Kisah Penciptaan Menurut
Suku Dayak Kanayatn
Di
dalam salah satu mitos kejadian alam semesta di kalangan suku Kanayatn
[3], dikisahkan bahwa pusat alam semesta ini ada sebuah “pusaran
air pohon kelapa” (pusat ai’ pauh janggi).
Inilah pohon kehidupan, daripadanyalah segala sesuatu tercipta dan kepadanyalah
semua akan kembali. Di kalangan suku Kanayatn tampaknya yang memegang peranan
penting dalam proses kejadian semesta adalah perkawinan kosmis. Dalam awal
turunan sebuah mitos (Vierling, ibid) dikatakan demikian:
Kubah
langit dan bulan bumi (kulikng langit dua
putar tanah) memperanakkan; Sino Nyandong dan Sino Nyoba, memperanakkan; Si
Nyati puteri bulari dan terpaiwar putera matahari (Si Nyati anak Balo Bulant, Tapancar anak Matahari), memperanakkan;
Kacau Balau dan Badai (iro iro dan Angin
angin)
Dari
penuturan awal ini kelihatan dari perkawinan kosmis pertama, yaitu antara
langit dan bumi muncullah pasangan selanjutnya, yaitu bulan dan matahari, yang
kemudian melalui suatu polarisasi kekerasan melanjutkan proses penciptaan. Dari
salah satu rumus doa persembahan dapat ditemukan suatu fragmen yang melukiskan
keadaan awal yang serasi antara langit dan bumi. “Padamula pertama bumi itu
indah seperti tikar di langit, seperti payung terbuka. Saedo adalah nama bumi
dan Saeda nama langit. Bumi pun berguncang dan langit gemetar.” [4]:
Kacau
Balau dan Badai, memperanakkan; udara mengawang dan embun menggantung (uang-uang dan Gantong Tali)

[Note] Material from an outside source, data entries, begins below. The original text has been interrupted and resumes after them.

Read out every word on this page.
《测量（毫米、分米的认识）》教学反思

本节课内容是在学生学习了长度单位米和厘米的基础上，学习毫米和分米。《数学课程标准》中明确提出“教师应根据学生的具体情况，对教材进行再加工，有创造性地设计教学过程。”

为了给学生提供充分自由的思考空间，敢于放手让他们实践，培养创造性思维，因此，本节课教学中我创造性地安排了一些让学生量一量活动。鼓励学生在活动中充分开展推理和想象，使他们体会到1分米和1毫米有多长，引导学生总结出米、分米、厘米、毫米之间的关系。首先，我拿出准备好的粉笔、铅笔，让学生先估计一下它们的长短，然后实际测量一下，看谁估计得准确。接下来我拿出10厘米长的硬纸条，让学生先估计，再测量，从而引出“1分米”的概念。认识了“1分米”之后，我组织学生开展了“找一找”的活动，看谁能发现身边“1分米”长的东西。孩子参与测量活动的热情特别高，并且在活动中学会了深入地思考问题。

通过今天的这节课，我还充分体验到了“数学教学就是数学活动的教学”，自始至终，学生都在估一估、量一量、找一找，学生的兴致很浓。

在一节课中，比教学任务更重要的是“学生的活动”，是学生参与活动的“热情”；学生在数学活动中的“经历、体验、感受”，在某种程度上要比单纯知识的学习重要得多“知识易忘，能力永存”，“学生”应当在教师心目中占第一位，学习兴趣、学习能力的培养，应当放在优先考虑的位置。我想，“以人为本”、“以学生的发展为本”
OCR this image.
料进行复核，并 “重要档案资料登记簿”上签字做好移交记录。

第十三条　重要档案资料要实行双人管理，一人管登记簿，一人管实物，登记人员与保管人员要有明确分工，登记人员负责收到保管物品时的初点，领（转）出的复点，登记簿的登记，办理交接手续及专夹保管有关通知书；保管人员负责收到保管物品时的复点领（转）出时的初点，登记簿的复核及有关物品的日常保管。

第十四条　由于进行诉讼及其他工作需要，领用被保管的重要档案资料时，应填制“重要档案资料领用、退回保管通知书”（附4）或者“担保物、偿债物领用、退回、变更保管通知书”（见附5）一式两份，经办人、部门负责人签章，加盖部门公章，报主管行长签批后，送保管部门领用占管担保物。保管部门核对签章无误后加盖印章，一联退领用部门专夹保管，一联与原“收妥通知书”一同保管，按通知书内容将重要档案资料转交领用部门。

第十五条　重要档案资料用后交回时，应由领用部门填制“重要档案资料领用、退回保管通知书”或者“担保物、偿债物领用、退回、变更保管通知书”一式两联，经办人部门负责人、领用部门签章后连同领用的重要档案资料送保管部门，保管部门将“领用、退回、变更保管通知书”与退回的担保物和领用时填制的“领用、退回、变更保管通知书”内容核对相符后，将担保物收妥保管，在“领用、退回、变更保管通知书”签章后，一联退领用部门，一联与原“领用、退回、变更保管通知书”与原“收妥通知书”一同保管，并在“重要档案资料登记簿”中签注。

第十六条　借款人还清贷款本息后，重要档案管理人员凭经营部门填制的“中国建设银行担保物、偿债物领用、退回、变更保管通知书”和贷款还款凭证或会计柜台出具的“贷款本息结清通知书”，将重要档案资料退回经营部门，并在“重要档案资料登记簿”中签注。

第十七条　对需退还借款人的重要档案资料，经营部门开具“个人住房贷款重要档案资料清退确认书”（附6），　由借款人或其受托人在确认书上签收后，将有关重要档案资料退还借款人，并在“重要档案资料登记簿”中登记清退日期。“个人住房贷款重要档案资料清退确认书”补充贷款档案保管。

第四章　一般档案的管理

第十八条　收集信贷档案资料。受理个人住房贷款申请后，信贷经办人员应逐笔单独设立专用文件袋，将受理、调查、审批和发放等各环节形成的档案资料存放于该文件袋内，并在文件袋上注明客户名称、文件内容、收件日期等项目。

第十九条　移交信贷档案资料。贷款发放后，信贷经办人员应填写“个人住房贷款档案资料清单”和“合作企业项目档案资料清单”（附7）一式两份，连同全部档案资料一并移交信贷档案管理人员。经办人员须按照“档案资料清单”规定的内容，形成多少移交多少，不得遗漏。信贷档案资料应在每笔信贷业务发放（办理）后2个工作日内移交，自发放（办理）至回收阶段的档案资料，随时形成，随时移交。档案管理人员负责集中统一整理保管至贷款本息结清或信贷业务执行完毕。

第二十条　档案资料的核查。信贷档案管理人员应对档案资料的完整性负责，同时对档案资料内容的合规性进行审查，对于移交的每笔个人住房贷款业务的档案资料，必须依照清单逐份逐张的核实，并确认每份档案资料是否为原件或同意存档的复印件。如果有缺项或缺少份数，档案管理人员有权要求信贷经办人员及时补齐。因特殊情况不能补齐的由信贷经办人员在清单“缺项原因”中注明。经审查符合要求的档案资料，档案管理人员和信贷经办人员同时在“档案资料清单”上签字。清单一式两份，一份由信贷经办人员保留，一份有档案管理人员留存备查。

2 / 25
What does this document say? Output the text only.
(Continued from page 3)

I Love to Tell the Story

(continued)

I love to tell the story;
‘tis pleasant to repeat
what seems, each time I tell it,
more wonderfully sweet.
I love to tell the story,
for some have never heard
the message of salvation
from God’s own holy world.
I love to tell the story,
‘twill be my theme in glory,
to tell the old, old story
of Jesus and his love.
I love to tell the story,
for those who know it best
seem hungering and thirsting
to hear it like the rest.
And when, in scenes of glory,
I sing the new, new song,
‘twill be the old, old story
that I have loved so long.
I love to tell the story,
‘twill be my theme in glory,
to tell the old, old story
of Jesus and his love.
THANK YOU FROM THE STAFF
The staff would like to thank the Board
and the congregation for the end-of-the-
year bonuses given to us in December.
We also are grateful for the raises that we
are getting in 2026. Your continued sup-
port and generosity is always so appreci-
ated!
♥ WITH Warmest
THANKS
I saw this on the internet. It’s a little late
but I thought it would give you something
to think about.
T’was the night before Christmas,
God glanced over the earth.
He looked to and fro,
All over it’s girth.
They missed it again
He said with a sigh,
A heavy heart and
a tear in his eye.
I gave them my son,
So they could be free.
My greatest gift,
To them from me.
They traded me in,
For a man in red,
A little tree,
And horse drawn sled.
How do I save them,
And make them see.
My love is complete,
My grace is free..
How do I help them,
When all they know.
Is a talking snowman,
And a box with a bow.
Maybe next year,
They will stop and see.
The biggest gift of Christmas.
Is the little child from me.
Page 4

memperanakkan; Pandai Besi dan Sang Dewi (tukang
Nange dua Malaekat) memperanakkan; Segala air dan segala sungai (Sumarakng ai, sumarakng sunge) memperanakkan;
Bambu dan Pepohonan (Tunggur batukng dua
mara puhutn) memperanakkan; Tumbuhan merambat dan umbi-umbian (Antayut dua Barujut) memperanakkan;
Kesejukan Lumpur dan Tulang Iga (popo’
dan rusuk)
Kemudian
dalam penuturan sejarah yang lain dijelaskan hawa kesejukkan lumpur itu adalah
isteri sedangkan Tulang Iga adalah sang suami. Mereka ini mempunyai anak:
Anterber dan Galeber, yang dianggap sebagai nenek moyang suku Kanayatn
[5].
Kisah Penciptaan Menurut
Suku Dayak Kenyah (Laubscher, 227)
Di
kalangan suku Kenyah ada mitos yang menceritakan bahwa ilahi perempuan yang
bernama Bungan Malan menciptakan manusia dari Kayu Aran (pohon ara). Kayu Aran
tadi baru tercipta menjadi manusia setelah ia dibenihi (dibuntingi) oleh angin
yang masuk ke tanaman merambat melalui sebuah torehan pada kayu aran tadi. Dari
cerita tradisi ini, kayu aran menjadi lambang kehidupan bagi manusia dan
memiliki nama “kayu udiep” (=pohon kehidupan). Dari mitos ini tampak bahwa
angin sebagai daya penggerak yang membawa kehamilan pada kayu aran sebagai
unsur laki-laki, sedangkan kayu aran sebagai unsur perempuan.
Antara
Iban dan Kenyan ada persamaan dalam suatu mitos yang menyangkut Raja Petara
[6]. Dalam mitos ini dikisahkan bagaimana Raja Petara (Raja
Entala) bersama istrinya menciptakan langit dan bumi dari daki yang melekat di
tubuh mereka. Namun rupanya bumi lebih besar daripada langit, sehingga
dijadikannya sungai, gunung, bukit, lembat, dataran, lalu ditumbuhkan
sayur-sayuran, rumput dan pepohohan. Dikatakan pula bahwa Raja Petara bersama
istrinya memiliki pohon pisang yang disebut Pisang Rura. Burong Iri (k)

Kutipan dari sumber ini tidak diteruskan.